Ragas integration for Haystack
Module haystack_integrations.components.evaluators.ragas.evaluator
RagasEvaluator
A component that uses the Ragas framework to evaluate inputs against specified Ragas metrics.
Usage example:
from haystack_integrations.components.evaluators.ragas import RagasEvaluator
from ragas.metrics import ContextPrecision
from ragas.llms import LangchainLLMWrapper
from langchain_openai import ChatOpenAI
llm = ChatOpenAI(model="gpt-4o-mini")
evaluator_llm = LangchainLLMWrapper(llm)
evaluator = RagasEvaluator(
ragas_metrics=[ContextPrecision()],
evaluator_llm=evaluator_llm
)
output = evaluator.run(
query="Which is the most popular global sport?",
documents=[
"Football is undoubtedly the world's most popular sport with"
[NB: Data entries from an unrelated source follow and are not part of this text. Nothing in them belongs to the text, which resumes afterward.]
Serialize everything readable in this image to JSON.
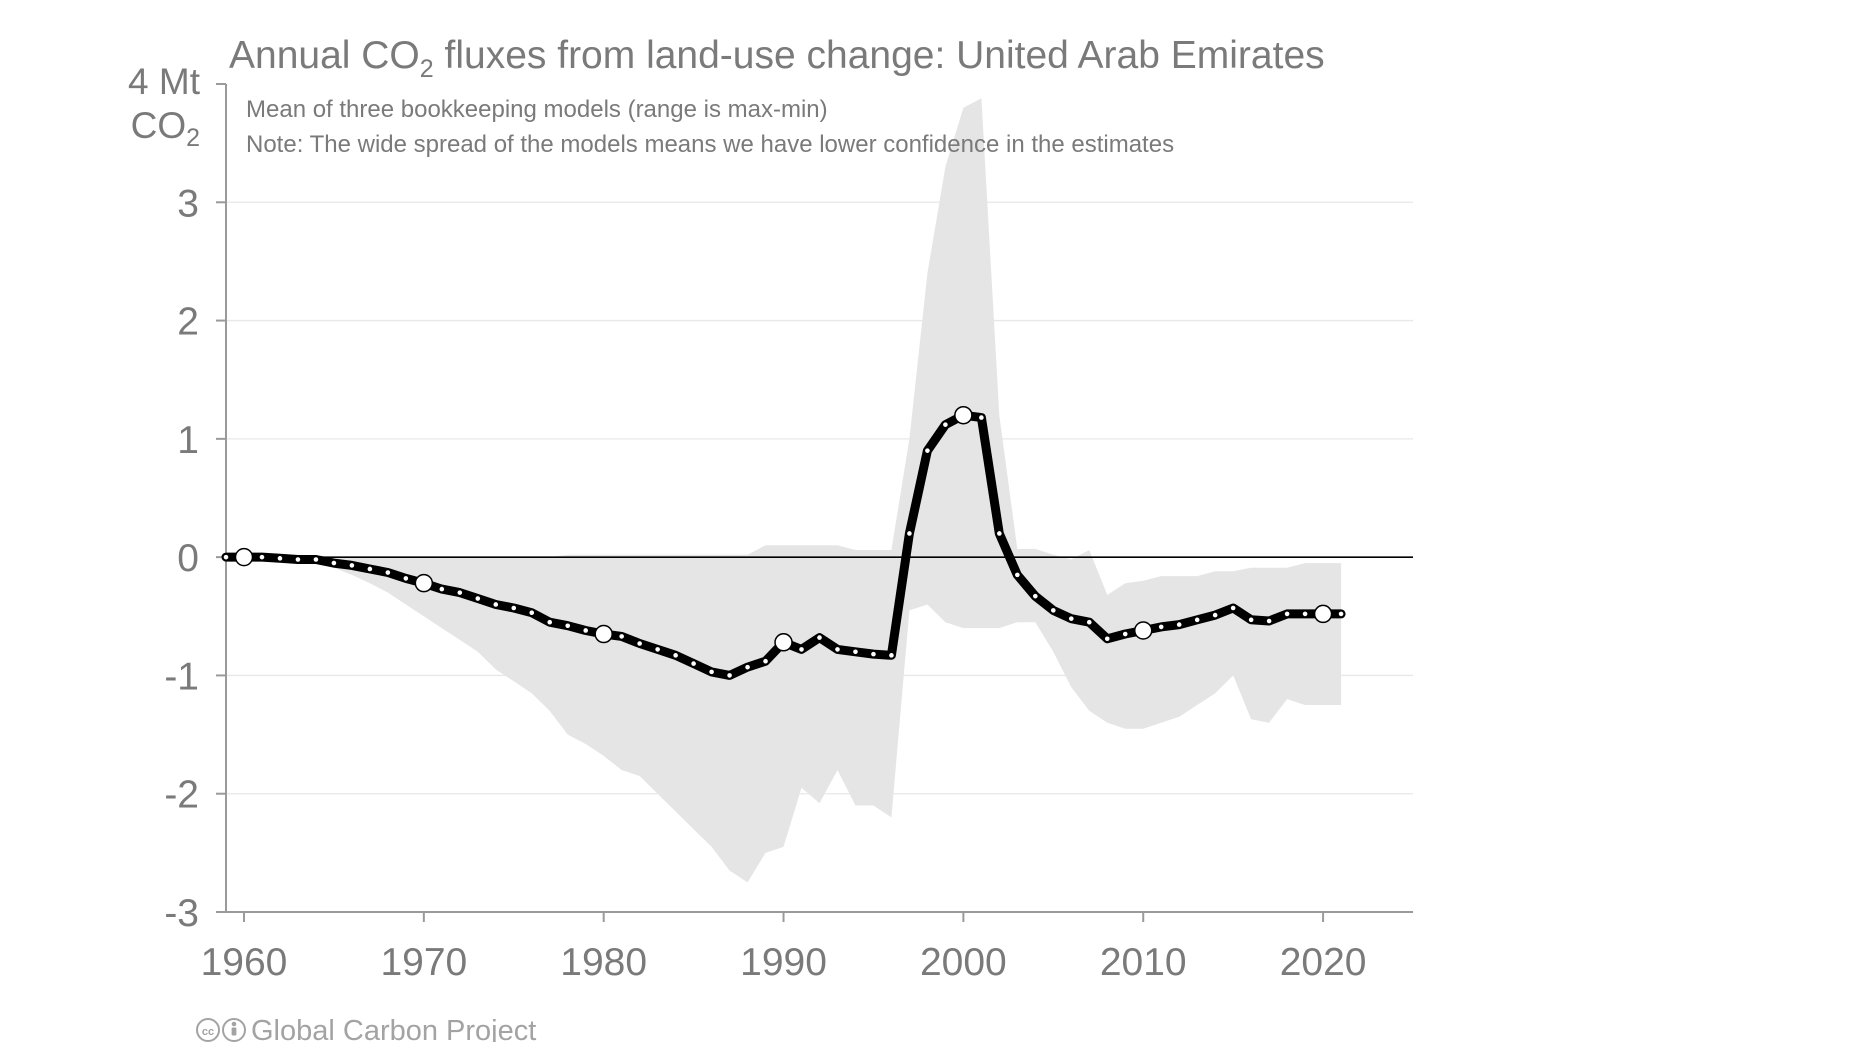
{
  "chart_data": {
    "type": "line",
    "title": {
      "prefix": "Annual CO",
      "subscript": "2",
      "suffix": " fluxes from land-use change: United Arab Emirates"
    },
    "notes": [
      "Mean of three bookkeeping models (range is max-min)",
      "Note: The wide spread of the models means we have lower confidence in the estimates"
    ],
    "y_unit": {
      "line1": "4 Mt",
      "line2": "CO",
      "line2_subscript": "2"
    },
    "ylim": [
      -3,
      4
    ],
    "xlim": [
      1959,
      2025
    ],
    "yticks": [
      "3",
      "2",
      "1",
      "0",
      "-1",
      "-2",
      "-3"
    ],
    "xticks": [
      "1960",
      "1970",
      "1980",
      "1990",
      "2000",
      "2010",
      "2020"
    ],
    "grid": true,
    "zero_line": true,
    "credit": "Global Carbon Project",
    "credit_icons": [
      "cc-icon",
      "attribution-icon"
    ],
    "colors": {
      "line": "#000000",
      "range": "#e5e5e5",
      "text": "#7a7a7a",
      "grid": "#e8e8e8"
    },
    "highlighted_years": [
      1960,
      1970,
      1980,
      1990,
      2000,
      2010,
      2020
    ],
    "series": [
      {
        "role": "mean",
        "x": [
          1959,
          1960,
          1961,
          1962,
          1963,
          1964,
          1965,
          1966,
          1967,
          1968,
          1969,
          1970,
          1971,
          1972,
          1973,
          1974,
          1975,
          1976,
          1977,
          1978,
          1979,
          1980,
          1981,
          1982,
          1983,
          1984,
          1985,
          1986,
          1987,
          1988,
          1989,
          1990,
          1991,
          1992,
          1993,
          1994,
          1995,
          1996,
          1997,
          1998,
          1999,
          2000,
          2001,
          2002,
          2003,
          2004,
          2005,
          2006,
          2007,
          2008,
          2009,
          2010,
          2011,
          2012,
          2013,
          2014,
          2015,
          2016,
          2017,
          2018,
          2019,
          2020,
          2021
        ],
        "y": [
          0.0,
          0.0,
          0.0,
          -0.01,
          -0.02,
          -0.02,
          -0.05,
          -0.07,
          -0.1,
          -0.13,
          -0.18,
          -0.22,
          -0.27,
          -0.3,
          -0.35,
          -0.4,
          -0.43,
          -0.47,
          -0.55,
          -0.58,
          -0.62,
          -0.65,
          -0.67,
          -0.73,
          -0.78,
          -0.83,
          -0.9,
          -0.97,
          -1.0,
          -0.93,
          -0.88,
          -0.72,
          -0.78,
          -0.68,
          -0.78,
          -0.8,
          -0.82,
          -0.83,
          0.2,
          0.9,
          1.12,
          1.2,
          1.18,
          0.2,
          -0.15,
          -0.33,
          -0.45,
          -0.52,
          -0.55,
          -0.69,
          -0.65,
          -0.62,
          -0.59,
          -0.57,
          -0.53,
          -0.49,
          -0.43,
          -0.53,
          -0.54,
          -0.48,
          -0.48,
          -0.48,
          -0.48
        ]
      },
      {
        "role": "range",
        "x": [
          1959,
          1960,
          1961,
          1962,
          1963,
          1964,
          1965,
          1966,
          1967,
          1968,
          1969,
          1970,
          1971,
          1972,
          1973,
          1974,
          1975,
          1976,
          1977,
          1978,
          1979,
          1980,
          1981,
          1982,
          1983,
          1984,
          1985,
          1986,
          1987,
          1988,
          1989,
          1990,
          1991,
          1992,
          1993,
          1994,
          1995,
          1996,
          1997,
          1998,
          1999,
          2000,
          2001,
          2002,
          2003,
          2004,
          2005,
          2006,
          2007,
          2008,
          2009,
          2010,
          2011,
          2012,
          2013,
          2014,
          2015,
          2016,
          2017,
          2018,
          2019,
          2020,
          2021
        ],
        "max": [
          0.0,
          0.0,
          0.0,
          0.0,
          0.0,
          0.0,
          0.0,
          0.0,
          0.0,
          0.0,
          0.0,
          0.0,
          0.0,
          0.0,
          0.0,
          0.0,
          0.0,
          0.0,
          0.0,
          0.02,
          0.02,
          0.02,
          0.02,
          0.02,
          0.02,
          0.02,
          0.02,
          0.02,
          0.02,
          0.02,
          0.1,
          0.1,
          0.1,
          0.1,
          0.1,
          0.06,
          0.06,
          0.06,
          1.0,
          2.4,
          3.3,
          3.8,
          3.88,
          1.2,
          0.07,
          0.07,
          0.02,
          -0.02,
          0.06,
          -0.32,
          -0.22,
          -0.2,
          -0.16,
          -0.16,
          -0.16,
          -0.12,
          -0.12,
          -0.09,
          -0.09,
          -0.09,
          -0.05,
          -0.05,
          -0.05
        ],
        "min": [
          0.0,
          0.0,
          -0.01,
          -0.01,
          -0.02,
          -0.03,
          -0.09,
          -0.15,
          -0.22,
          -0.3,
          -0.4,
          -0.5,
          -0.6,
          -0.7,
          -0.8,
          -0.95,
          -1.05,
          -1.15,
          -1.3,
          -1.5,
          -1.58,
          -1.68,
          -1.8,
          -1.85,
          -2.0,
          -2.15,
          -2.3,
          -2.45,
          -2.65,
          -2.75,
          -2.5,
          -2.45,
          -1.95,
          -2.08,
          -1.8,
          -2.1,
          -2.1,
          -2.2,
          -0.45,
          -0.4,
          -0.55,
          -0.6,
          -0.6,
          -0.6,
          -0.55,
          -0.55,
          -0.8,
          -1.1,
          -1.3,
          -1.4,
          -1.45,
          -1.45,
          -1.4,
          -1.35,
          -1.25,
          -1.15,
          -1.0,
          -1.37,
          -1.4,
          -1.2,
          -1.25,
          -1.25,
          -1.25
        ]
      }
    ]
  }
}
" major events like the FIFA World Cup and sports personalities"
" like Ronaldo and Messi, drawing a followership of more than 4"
" billion people."
],
reference="Football is the most popular sport with around 4 billion"
" followers worldwide",
)
output['result']
RagasEvaluator.__init__
def __init__(ragas_metrics: List[Metric],
evaluator_llm: Optional[Union[BaseRagasLLM, LangchainLLM]] = None,
evaluator_embedding: Optional[Union[BaseRagasEmbeddings,
LangchainEmbeddings]] = None)
Constructs a new Ragas evaluator.
Arguments:
ragas_metrics
: A list of evaluation metrics from the Ragas library.evaluator_llm
: A language model used by metrics that require LLMs for evaluation.evaluator_embedding
: An embedding model used by metrics that require embeddings for evaluation.
RagasEvaluator.run
@component.output_types(result=EvaluationResult)
def run(query: Optional[str] = None,
response: Optional[Union[List[ChatMessage], str]] = None,
documents: Optional[List[Union[Document, str]]] = None,
reference_contexts: Optional[List[str]] = None,
multi_responses: Optional[List[str]] = None,
reference: Optional[str] = None,
rubrics: Optional[Dict[str, str]] = None) -> Dict[str, Any]
Evaluates the provided query against the documents and returns the evaluation result.
Arguments:
query
: The input query from the user.response
: A list of ChatMessage responses (typically from a language model or agent).documents
: A list of Haystack Document or strings that were retrieved for the query.reference_contexts
: A list of reference contexts that should have been retrieved for the query.multi_responses
: List of multiple responses generated for the query.reference
: A string reference answer for the query.rubrics
: A dictionary of evaluation rubric, where keys represent the score and the values represent the corresponding evaluation criteria.
Returns:
A dictionary containing the evaluation result.